By 1990’s national debates were being held in regard to America’s future in
the post-Cold War world, America’s economic competitiveness, culture, morality
and the states relationship with society. Five major things must be taken under
account when discussing American politics in transition. 1) the basic nature of
the American political system, 2) the sources of political change since the late

1960’s, 3) the conservative renewal and the new conservative agenda, 4) the

Reagan-Bush legacy in politics and public policy 5) the new political and
economic constraints in the era of divided government, and 6) the public policy
environment of the 1990s. At the core of American political culture I support
for the values of liberty, egalitarianism, individualism, populism and
laissez-faire. The nature of this society with also has glorification of the
individual, and the rejection of conservative theories of organic society,
hierarchy, and natural aristocracy. Being an American means accepting this
liberal Democratic creed (laissez faire), while those who reject it are
considered to be un-American. America’s political evolution has also been
shaped by the continental scale of the American State. The influx of immigration
has caused there to be an extraordinary mixture of ethnic, racial, and religious
groups spread across a continent-wide expanse that contributed historically to
strong religious, racial and regional cleavages. Even its econony was spread
throughout the American state. The largest sector of the economy were commercial
agriculture, mercantile capitalism, mining, and heavy (capital goods) industry,
but these, however, were also diversified into product specific areas.
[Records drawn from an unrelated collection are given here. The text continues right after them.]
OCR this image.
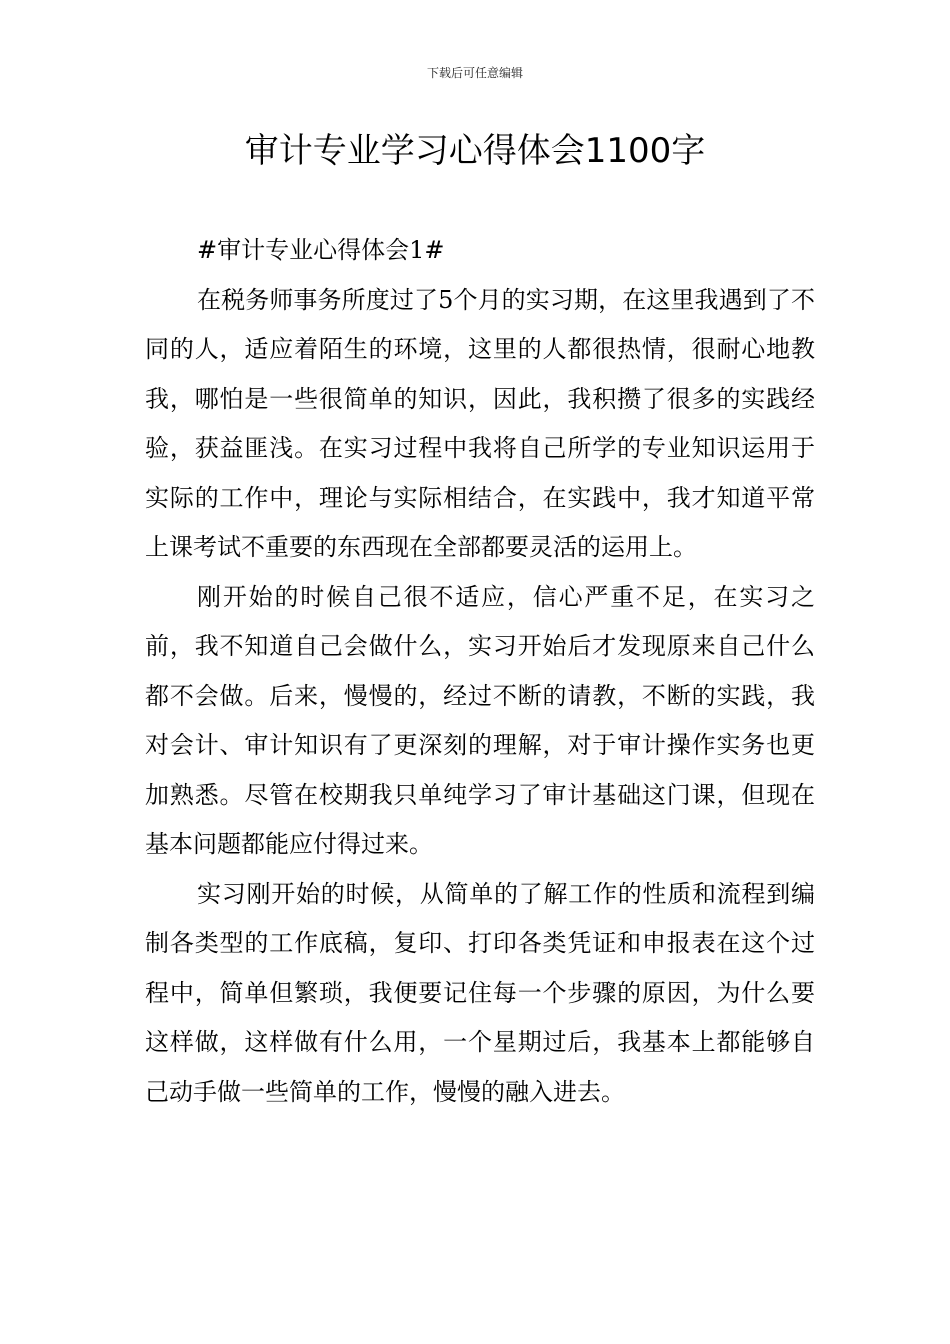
下载后可任意编辑
审计专业学习心得体会1100字

#审计专业心得体会1#

在税务师事务所度过了5个月的实习期，在这里我遇到了不同的人，适应着陌生的环境，这里的人都很热情，很耐心地教我，哪怕是一些很简单的知识，因此，我积攒了很多的实践经验，获益匪浅。在实习过程中我将自己所学的专业知识运用于实际的工作中，理论与实际相结合，在实践中，我才知道平常上课考试不重要的东西现在全部都要灵活的运用上。

刚开始的时候自己很不适应，信心严重不足，在实习之前，我不知道自己会做什么，实习开始后才发现原来自己什么都不会做。后来，慢慢的，经过不断的请教，不断的实践，我对会计、审计知识有了更深刻的理解，对于审计操作实务也更加熟悉。尽管在校期我只单纯学习了审计基础这门课，但现在基本问题都能应付得过来。

实习刚开始的时候，从简单的了解工作的性质和流程到编制各类型的工作底稿，复印、打印各类凭证和申报表在这个过程中，简单但繁琐，我便要记住每一个步骤的原因，为什么要这样做，这样做有什么用，一个星期过后，我基本上都能够自己动手做一些简单的工作，慢慢的融入进去。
Collectively, the cultural, geographic, and socioeconomic factors had a profound
effect on America’s political development because they reinforced the trend
towards decentralization and localism that had already been established in the
political and legal domains by the American constitution. The US
constitutional/legal order created the most decentralized political system of an
major state in the world. At the national level, under the separation of powers
principle, the executive, legislative, and judicial branches operate as co-equal
parts of the national government in the absence of any constitutionally
prescribed hierarchy or scheme of coordination. The division of the states and
the national government under the principles of federalism further contributes
to the complexity and decentralization of the American government. The
relationship between the sub units, the states, and the national government in
the American federal system is the reverse of the found in other federations;
the US constitution assigned only enumerated powers to the national government
while reserving all residual powers for the states. Although a two part system
developed early in American history, it was organized at the state and local
levels and retained a local focus. This local focus was continually reinforced
by the fact that every political office in the country was elected as the state
or local level except that of the president and vice president. In general the

US public policy has been characterized by cycles of growth and retrenchment in
the scope of national government policy, reflecting the relative strength of the
forces of nationalism and localism during different periods. The periods
affecting the last two decades came from the cold ware, the fall of the soviet,
economic, socioeconomic, the Vietnamese war and the change of the US as a
multicultural and multiracial nation.